Second, you have longevity (DVD-RAM included) that it is not the same for all media types:
Keep away of all RWs, being CDs or DVDs.
There are arguments that favour CDs over DVDs in terms of longevity (but you have the capacity limitations) - and there are CDs labeled as photo archive quality, and all the discussions around the surface (gold was said to offer advantages).

Third - you can consider other supports like Hard Disks that today offer a good cost relation, including the external ones that you can keep out of the machine to prevent virus.
But these have moving parts and also have problems. HDD rescue software first question uses to be if your drive is over 3 years old.

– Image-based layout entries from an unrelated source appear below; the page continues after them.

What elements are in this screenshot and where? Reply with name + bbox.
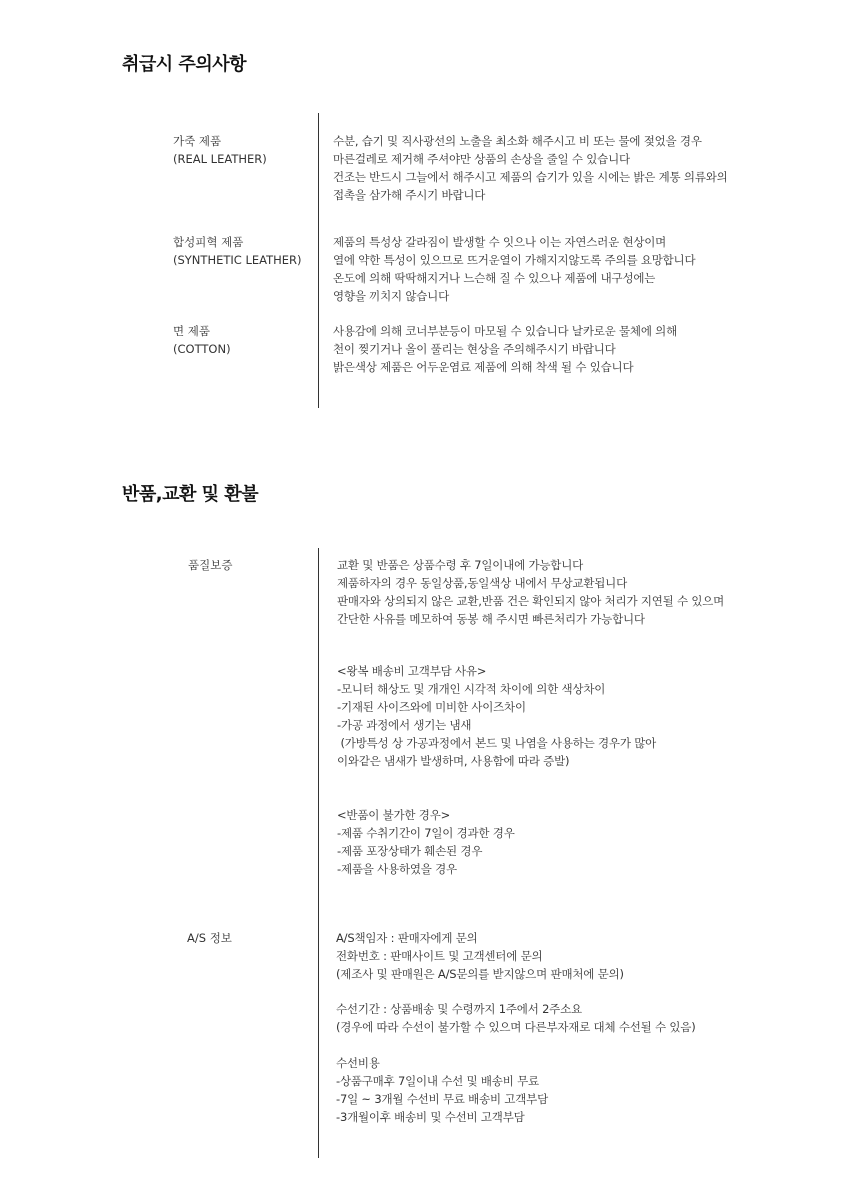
text-line: 교환 및 반품은 상품수령 후 7일이내에 가능합니다 (337, 558, 584, 572)
text-line: 수분, 습기 및 직사광선의 노출을 최소화 해주시고 비 또는 물에 젖었을 경우 (333, 134, 702, 148)
text-shipping-fee-reasons (337, 662, 656, 770)
text-repair-period (336, 1000, 696, 1036)
text-line: 온도에 의해 딱딱해지거나 느슨해 질 수 있으나 제품에 내구성에는 (333, 271, 656, 285)
text-line: 마른걸레로 제거해 주셔야만 상품의 손상을 줄일 수 있습니다 (333, 152, 630, 166)
text-line: -3개월이후 배송비 및 수선비 고객부담 (336, 1110, 525, 1124)
text-repair-cost (336, 1054, 548, 1126)
text-line: -제품 수취기간이 7일이 경과한 경우 (337, 826, 515, 840)
text-line: -7일 ~ 3개월 수선비 무료 배송비 고객부담 (336, 1092, 548, 1106)
text-line: 밝은색상 제품은 어두운염료 제품에 의해 착색 될 수 있습니다 (333, 360, 634, 374)
text-line: -제품 포장상태가 훼손된 경우 (337, 844, 483, 858)
label-line: (COTTON) (173, 342, 231, 356)
text-line: 열에 약한 특성이 있으므로 뜨거운열이 가해지지않도록 주의를 요망합니다 (333, 253, 696, 267)
text-no-return-cases (337, 806, 515, 878)
text-line: <반품이 불가한 경우> (337, 808, 451, 822)
text-line: -기재된 사이즈와에 미비한 사이즈차이 (337, 700, 526, 714)
label-line: (SYNTHETIC LEATHER) (173, 253, 302, 267)
text-line: 건조는 반드시 그늘에서 해주시고 제품의 습기가 있을 시에는 밝은 계통 의류와의 (333, 170, 728, 184)
text-line: <왕복 배송비 고객부담 사유> (337, 664, 487, 678)
section-title-care: 취급시 주의사항 (122, 54, 246, 75)
label-cotton (173, 322, 231, 358)
text-synthetic-leather (333, 233, 695, 305)
text-line: 이와같은 냄새가 발생하며, 사용함에 따라 증발) (337, 754, 570, 768)
text-line: 전화번호 : 판매사이트 및 고객센터에 문의 (336, 949, 543, 963)
text-line: -모니터 해상도 및 개개인 시각적 차이에 의한 색상차이 (337, 682, 606, 696)
label-line: (REAL LEATHER) (173, 152, 267, 166)
text-line: (경우에 따라 수선이 불가할 수 있으며 다른부자재로 대체 수선될 수 있음) (336, 1020, 696, 1034)
text-line: 수선비용 (336, 1056, 380, 1070)
text-as-contact (336, 929, 624, 983)
text-cotton (333, 322, 677, 376)
text-line: 천이 찢기거나 올이 풀리는 현상을 주의해주시기 바랍니다 (333, 342, 616, 356)
label-synthetic-leather (173, 233, 302, 269)
text-line: (제조사 및 판매원은 A/S문의를 받지않으며 판매처에 문의) (336, 967, 624, 981)
text-line: -가공 과정에서 생기는 냄새 (337, 718, 472, 732)
label-quality-guarantee: 품질보증 (188, 558, 233, 572)
section-title-returns: 반품,교환 및 환불 (122, 484, 259, 505)
text-line: A/S책임자 : 판매자에게 문의 (336, 931, 478, 945)
text-line: 사용감에 의해 코너부분등이 마모될 수 있습니다 날카로운 물체에 의해 (333, 324, 678, 338)
text-real-leather (333, 132, 728, 204)
text-line: -상품구매후 7일이내 수선 및 배송비 무료 (336, 1074, 539, 1088)
label-line: 면 제품 (173, 324, 210, 338)
text-line: 수선기간 : 상품배송 및 수령까지 1주에서 2주소요 (336, 1002, 582, 1016)
divider-line-returns (318, 548, 319, 1158)
text-line: (가방특성 상 가공과정에서 본드 및 나염을 사용하는 경우가 많아 (337, 736, 657, 750)
label-as-info: A/S 정보 (187, 931, 232, 945)
text-line: 제품의 특성상 갈라짐이 발생할 수 잇으나 이는 자연스러운 현상이며 (333, 235, 667, 249)
text-line: -제품을 사용하였을 경우 (337, 862, 457, 876)
text-line: 판매자와 상의되지 않은 교환,반품 건은 확인되지 않아 처리가 지연될 수 있으며 (337, 594, 725, 608)
text-line: 제품하자의 경우 동일상품,동일색상 내에서 무상교환됩니다 (337, 576, 627, 590)
text-quality-guarantee (337, 556, 724, 628)
label-line: 가죽 제품 (173, 134, 222, 148)
text-line: 간단한 사유를 메모하여 동봉 해 주시면 빠른처리가 가능합니다 (337, 612, 645, 626)
label-real-leather (173, 132, 267, 168)
label-line: 합성피혁 제품 (173, 235, 244, 249)
text-line: 접촉을 삼가해 주시기 바랍니다 (333, 188, 486, 202)
text-line: 영향을 끼치지 않습니다 (333, 289, 449, 303)
divider-line-care (318, 113, 319, 408)
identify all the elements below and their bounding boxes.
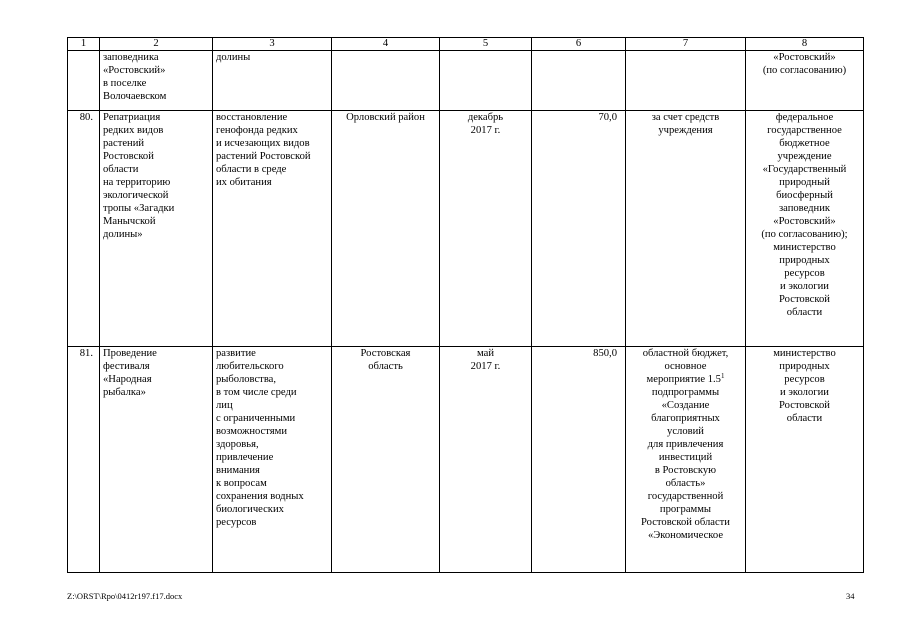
col-header-5: 5 [440, 38, 532, 51]
row-number: 80. [68, 111, 100, 347]
executor: министерство природных ресурсов и экологии Ростовской области [746, 347, 864, 573]
footnote-mark: 1 [720, 372, 725, 380]
executor: федеральное государственное бюджетное учреждение «Государственный природный биосферный заповедник «Ростовский» (по согласованию); министерство природных ресурсов и экологии Ростовской области [746, 111, 864, 347]
col-header-7: 7 [626, 38, 746, 51]
funding-source-part2: подпрограммы «Создание благоприятных условий для привлечения инвестиций в Ростовскую область» государственной программы Ростовской области «Экономическое [641, 387, 730, 541]
measure-goal: долины [213, 51, 332, 111]
measure-place: Орловский район [332, 111, 440, 347]
col-header-4: 4 [332, 38, 440, 51]
row-number: 81. [68, 347, 100, 573]
table-row [68, 111, 864, 347]
row-number [68, 51, 100, 111]
measure-date [440, 51, 532, 111]
measure-goal: восстановление генофонда редких и исчезающих видов растений Ростовской области в среде их обитания [213, 111, 332, 347]
col-header-1: 1 [68, 38, 100, 51]
measure-date: декабрь 2017 г. [440, 111, 532, 347]
measure-place: Ростовская область [332, 347, 440, 573]
measure-goal: развитие любительского рыболовства, в том числе среди лиц с ограниченными возможностями здоровья, привлечение внимания к вопросам сохранения водных биологических ресурсов [213, 347, 332, 573]
column-number-row [68, 38, 864, 51]
measure-amount: 70,0 [532, 111, 626, 347]
table-row [68, 347, 864, 573]
funding-source [626, 51, 746, 111]
file-path-footer: Z:\ORST\Rpo\0412r197.f17.docx [67, 591, 183, 601]
table-row [68, 51, 864, 111]
measure-name: заповедника «Ростовский» в поселке Волочаевском [100, 51, 213, 111]
measure-name: Проведение фестиваля «Народная рыбалка» [100, 347, 213, 573]
col-header-6: 6 [532, 38, 626, 51]
measure-amount: 850,0 [532, 347, 626, 573]
col-header-8: 8 [746, 38, 864, 51]
measures-table [67, 37, 864, 573]
measure-name: Репатриация редких видов растений Ростовской области на территорию экологической тропы «Загадки Манычской долины» [100, 111, 213, 347]
measure-amount [532, 51, 626, 111]
col-header-2: 2 [100, 38, 213, 51]
measure-place [332, 51, 440, 111]
executor: «Ростовский» (по согласованию) [746, 51, 864, 111]
col-header-3: 3 [213, 38, 332, 51]
page-number: 34 [846, 591, 855, 601]
funding-source-part1: областной бюджет, основное мероприятие 1.5 [642, 348, 729, 385]
funding-source [626, 347, 746, 573]
funding-source: за счет средств учреждения [626, 111, 746, 347]
measure-date: май 2017 г. [440, 347, 532, 573]
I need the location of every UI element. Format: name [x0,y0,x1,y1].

Fourth - obsolescense - after some years you may have problems in terms of hard and/or software to access your files, thus it is advisable to move files to an udated media when necessary.

    • Don’t trust on just one material media - burn 2 (CD, DVD, whatsoever) and keep them apart.
      From time to time, open some files using each of the burnt units, and with a longer interval (only experience can tell you) burn new copies.

All this can be seen as an archive policy, that can be extended to the actual conditions of the places you keep your backups, etc. And all depends on how important your files are to you.

Software it is not that important, providing you use a reliable one (many of the ones around match this), buy a good burner and don’t choose your elected media by the lower price criteria.
Good luck and good pictures.


#12

[B]shutterbug2007:[/B]

I would agree with [B]agomes[/B] summary for archival. It would be better making copies of your photographs to CD-R aswell as DVD+R. For every 6 CD-Rs of photographs, you would only need 1 DVD+R also, so it’s not much more inpractical for space.

Independant on which digital image format you have your photographs in (JPEG/RAW/TIFF) , you should be able to fit quite a lot on even a single CD-R, and price relative to film processing per roll is very cheap :bigsmile: (even if you purchased archival grade media).

I imagine the personal value of your photographs is high enough that you would prefer to be safe.

Any burning program capable of creating data compilations should be fine.


#13

I would rather go for BenQ or NEC drives since they are well established quality drives.